The grandest structure of Amir Temur’s times is the chief Friday Mosque called Bibi-Khanum. Its construction started in 1339, after Temur’s victorious campaign to India, and lasted up to 1404: that is, for those times the work was completed within a rather short time. The best architects, craftsmen, stonemasons and artists from Samarkand as well as from the countries Temur had subdued, laboured at the construction of the Mosque. Ninety Indian elephants were used to do hard work at the site. During his stays in the capital between his military campaigns, Temur personally supervised the construction works. In his absence, it was watched over by his wife Sarai-Mulk-Khanum, who had the title Bibi-Khanum, or ‘Senior Wife’.
According to some historical sources, during the construction of the Mosque Bibi-Khanum also built a madrassah – a Muslim school that was named after her. When Temur returned from his regular military expeditions he was furious to find that the portal of madrassah surpassed in height that of the Mosque. He ordered to pull down the fully completed portal of the Mosque and to erect a new one, much exceeding the initial height.

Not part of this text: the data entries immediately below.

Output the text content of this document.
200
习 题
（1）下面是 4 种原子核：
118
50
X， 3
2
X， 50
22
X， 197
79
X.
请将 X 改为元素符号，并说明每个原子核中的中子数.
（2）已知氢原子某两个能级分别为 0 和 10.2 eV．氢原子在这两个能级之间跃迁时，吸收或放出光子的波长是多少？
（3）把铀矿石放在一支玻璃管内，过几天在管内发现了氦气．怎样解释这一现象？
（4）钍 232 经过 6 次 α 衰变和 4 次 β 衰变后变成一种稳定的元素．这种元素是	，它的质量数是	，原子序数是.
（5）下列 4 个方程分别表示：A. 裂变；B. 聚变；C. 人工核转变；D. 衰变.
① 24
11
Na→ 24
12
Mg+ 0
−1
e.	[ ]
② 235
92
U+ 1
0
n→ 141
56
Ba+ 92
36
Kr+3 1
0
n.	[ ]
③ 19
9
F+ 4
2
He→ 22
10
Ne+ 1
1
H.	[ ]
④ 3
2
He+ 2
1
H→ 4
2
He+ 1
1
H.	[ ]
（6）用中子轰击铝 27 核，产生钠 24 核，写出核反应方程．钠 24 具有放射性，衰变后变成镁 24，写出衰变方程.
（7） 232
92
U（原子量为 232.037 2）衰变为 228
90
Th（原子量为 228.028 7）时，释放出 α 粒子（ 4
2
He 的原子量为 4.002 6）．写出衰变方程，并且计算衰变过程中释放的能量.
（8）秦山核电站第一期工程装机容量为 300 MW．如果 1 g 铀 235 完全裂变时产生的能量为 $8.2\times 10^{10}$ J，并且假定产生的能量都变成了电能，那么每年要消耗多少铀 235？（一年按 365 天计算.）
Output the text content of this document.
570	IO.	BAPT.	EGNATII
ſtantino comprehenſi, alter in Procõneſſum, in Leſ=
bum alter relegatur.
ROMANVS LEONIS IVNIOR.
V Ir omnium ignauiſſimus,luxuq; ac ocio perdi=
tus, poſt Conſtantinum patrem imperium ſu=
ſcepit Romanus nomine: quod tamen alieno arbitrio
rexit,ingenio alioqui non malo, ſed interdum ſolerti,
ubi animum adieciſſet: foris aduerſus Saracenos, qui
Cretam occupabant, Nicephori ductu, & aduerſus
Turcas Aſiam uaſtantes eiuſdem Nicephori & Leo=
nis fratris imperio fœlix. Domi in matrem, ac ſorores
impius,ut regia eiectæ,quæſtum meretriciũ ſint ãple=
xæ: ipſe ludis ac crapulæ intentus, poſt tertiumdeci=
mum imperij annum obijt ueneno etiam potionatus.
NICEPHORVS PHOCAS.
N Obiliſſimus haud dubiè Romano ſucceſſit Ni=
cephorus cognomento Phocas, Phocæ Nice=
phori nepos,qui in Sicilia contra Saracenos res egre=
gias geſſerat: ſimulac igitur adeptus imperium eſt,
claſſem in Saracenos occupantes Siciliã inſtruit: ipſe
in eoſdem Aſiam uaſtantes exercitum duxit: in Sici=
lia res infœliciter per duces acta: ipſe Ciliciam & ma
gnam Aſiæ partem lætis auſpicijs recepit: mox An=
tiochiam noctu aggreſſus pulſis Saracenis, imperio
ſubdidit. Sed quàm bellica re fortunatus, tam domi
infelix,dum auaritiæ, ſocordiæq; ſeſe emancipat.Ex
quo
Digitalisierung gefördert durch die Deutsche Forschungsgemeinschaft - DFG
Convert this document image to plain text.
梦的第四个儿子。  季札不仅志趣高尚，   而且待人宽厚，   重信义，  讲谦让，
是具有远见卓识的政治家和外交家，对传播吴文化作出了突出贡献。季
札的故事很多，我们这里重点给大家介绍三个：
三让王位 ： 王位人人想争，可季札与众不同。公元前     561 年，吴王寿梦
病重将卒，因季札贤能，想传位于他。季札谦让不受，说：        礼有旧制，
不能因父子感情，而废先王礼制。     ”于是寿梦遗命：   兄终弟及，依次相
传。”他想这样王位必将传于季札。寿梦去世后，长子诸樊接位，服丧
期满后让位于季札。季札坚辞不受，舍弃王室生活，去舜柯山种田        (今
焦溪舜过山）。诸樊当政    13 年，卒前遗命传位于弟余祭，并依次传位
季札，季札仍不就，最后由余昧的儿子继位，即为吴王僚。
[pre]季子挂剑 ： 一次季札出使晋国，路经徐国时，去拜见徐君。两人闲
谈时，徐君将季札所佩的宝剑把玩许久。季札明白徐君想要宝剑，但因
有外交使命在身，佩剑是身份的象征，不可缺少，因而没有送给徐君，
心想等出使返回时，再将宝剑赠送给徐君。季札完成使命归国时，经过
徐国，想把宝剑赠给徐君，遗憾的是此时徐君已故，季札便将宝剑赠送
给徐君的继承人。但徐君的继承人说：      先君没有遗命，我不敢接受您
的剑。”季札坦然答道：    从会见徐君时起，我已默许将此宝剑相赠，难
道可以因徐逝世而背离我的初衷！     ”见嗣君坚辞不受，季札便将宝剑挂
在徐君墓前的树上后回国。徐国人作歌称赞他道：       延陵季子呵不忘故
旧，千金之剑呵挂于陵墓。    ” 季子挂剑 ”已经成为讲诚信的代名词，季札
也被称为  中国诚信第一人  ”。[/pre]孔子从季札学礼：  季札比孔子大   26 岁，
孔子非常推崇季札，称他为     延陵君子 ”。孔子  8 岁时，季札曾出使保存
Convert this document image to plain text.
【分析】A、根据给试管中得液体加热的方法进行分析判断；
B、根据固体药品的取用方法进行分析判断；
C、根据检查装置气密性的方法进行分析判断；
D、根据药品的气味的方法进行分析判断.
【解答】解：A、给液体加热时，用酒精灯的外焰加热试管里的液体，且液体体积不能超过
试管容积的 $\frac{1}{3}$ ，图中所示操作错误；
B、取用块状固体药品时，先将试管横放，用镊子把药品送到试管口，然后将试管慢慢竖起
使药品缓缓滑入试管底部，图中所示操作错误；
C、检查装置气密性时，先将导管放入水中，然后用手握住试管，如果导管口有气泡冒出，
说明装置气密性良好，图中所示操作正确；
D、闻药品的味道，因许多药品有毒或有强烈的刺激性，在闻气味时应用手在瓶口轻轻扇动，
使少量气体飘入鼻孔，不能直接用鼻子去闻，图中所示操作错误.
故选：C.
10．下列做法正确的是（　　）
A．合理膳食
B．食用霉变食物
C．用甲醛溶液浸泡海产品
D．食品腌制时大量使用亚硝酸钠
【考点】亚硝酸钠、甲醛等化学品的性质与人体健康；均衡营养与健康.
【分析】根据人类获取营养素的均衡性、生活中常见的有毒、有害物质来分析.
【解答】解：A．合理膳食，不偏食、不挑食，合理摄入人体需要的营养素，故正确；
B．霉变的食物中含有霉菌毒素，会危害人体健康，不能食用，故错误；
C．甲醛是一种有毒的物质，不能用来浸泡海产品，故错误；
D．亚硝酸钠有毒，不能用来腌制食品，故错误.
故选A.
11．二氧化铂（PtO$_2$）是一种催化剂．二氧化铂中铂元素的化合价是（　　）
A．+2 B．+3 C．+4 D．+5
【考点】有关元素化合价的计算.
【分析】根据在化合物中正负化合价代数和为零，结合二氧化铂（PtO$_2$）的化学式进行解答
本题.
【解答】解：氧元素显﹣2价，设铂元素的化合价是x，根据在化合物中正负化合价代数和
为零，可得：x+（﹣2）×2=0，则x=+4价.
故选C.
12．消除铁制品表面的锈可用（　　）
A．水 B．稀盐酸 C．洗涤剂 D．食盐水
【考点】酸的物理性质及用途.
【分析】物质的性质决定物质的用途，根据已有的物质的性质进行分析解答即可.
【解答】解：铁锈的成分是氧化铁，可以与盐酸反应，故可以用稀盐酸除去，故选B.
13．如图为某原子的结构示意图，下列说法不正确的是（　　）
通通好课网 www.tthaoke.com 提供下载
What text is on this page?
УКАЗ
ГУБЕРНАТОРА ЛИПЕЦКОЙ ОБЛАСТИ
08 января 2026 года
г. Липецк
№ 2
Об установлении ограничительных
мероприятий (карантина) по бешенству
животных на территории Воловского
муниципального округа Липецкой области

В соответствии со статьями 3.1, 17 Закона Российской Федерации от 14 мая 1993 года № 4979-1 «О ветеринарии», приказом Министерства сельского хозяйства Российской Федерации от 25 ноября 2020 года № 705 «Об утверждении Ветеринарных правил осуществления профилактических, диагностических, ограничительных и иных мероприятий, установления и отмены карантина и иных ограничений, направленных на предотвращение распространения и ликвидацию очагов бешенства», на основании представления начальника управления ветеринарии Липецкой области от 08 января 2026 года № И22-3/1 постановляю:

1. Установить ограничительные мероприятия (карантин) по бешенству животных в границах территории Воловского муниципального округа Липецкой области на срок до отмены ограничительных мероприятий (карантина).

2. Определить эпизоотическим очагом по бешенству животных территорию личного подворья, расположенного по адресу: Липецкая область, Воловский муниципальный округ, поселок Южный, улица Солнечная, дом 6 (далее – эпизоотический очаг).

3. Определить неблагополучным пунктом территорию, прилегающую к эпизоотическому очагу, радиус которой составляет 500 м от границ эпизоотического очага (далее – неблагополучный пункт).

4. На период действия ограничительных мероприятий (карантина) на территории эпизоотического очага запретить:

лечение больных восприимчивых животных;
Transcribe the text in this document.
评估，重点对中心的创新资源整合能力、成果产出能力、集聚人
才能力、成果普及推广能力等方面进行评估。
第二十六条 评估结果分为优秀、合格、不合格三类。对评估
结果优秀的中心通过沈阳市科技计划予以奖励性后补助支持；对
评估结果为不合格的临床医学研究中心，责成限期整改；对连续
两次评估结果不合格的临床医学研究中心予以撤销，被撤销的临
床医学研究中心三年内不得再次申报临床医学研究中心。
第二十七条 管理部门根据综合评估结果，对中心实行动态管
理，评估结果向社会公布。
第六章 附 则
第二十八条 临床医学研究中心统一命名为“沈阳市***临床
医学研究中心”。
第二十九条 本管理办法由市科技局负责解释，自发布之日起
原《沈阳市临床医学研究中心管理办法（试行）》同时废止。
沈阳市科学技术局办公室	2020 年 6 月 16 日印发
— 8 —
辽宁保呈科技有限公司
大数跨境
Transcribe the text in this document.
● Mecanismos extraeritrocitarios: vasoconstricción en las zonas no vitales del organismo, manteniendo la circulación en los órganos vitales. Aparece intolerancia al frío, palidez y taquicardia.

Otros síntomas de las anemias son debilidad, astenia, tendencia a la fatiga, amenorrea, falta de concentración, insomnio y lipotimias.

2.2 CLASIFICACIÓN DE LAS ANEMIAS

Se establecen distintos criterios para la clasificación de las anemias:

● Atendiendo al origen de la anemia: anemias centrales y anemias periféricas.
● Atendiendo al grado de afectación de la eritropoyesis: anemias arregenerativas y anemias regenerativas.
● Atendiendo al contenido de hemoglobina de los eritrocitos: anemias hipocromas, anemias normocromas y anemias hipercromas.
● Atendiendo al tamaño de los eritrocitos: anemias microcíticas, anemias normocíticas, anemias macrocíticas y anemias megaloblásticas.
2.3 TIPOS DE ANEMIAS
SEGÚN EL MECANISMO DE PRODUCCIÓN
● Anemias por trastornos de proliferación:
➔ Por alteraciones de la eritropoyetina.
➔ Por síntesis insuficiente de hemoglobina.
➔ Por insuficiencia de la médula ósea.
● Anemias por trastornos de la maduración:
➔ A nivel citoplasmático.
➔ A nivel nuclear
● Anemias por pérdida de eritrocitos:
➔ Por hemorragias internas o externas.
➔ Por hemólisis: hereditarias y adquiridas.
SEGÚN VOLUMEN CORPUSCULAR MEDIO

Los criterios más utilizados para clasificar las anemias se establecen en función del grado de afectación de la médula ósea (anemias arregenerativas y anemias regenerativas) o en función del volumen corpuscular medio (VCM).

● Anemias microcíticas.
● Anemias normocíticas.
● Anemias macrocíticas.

Bibi-Khanum Mosque makes an unforgettable impression on its visitors. It consists of four buildings: the major mosque, two minor mosques and the entrance arch. The rectangular yard is about 5000 square meters in area, and is surrounded by an arched gallery. At the corners of the yard rise four 50-meter-high minarets. The majestic eastern portal is covered with marble, and initially had bronze gates. The entrance to the major mosque is decorated with a huge peshtak with octahedral minarets on either side. The building of the major mosque is crowned with a massive drum covered with inscriptions made in Kufic Script and topped with a colossal blue dome. Sharofiddin Iezdi, a poet and historian of Temur’s military campaigns, wrote, ‘The dome would have been unique but for the sky being its copy; the arch would have been singular but for the Milky Way matching it’. After Temur’s death his grandson Ulugbek, the great scientist and a ruler of Movarounnahr, set in the yard of Bibi-Khanum Mosque a huge marble laukh – reading-stand on which the famous Osman’s Koran was regularly placed during Friday public prayer service.
Unfortunately, this masterpiece of Islamic architecture did not pass the test of the elemental forces. For a few centuries the great ruins of the legendary structure had towered over Samarkand. In the 1990s there was carried out a large-scale restoration of the monument. The dome, the minarets and the portals of the mosques have been restored and the original layout of the whole structure has been reconstructed. As for the mausoleum of Bibi-Khanum it survived to the present day, whereas the madrassah that she had built lasted only till the 16th century.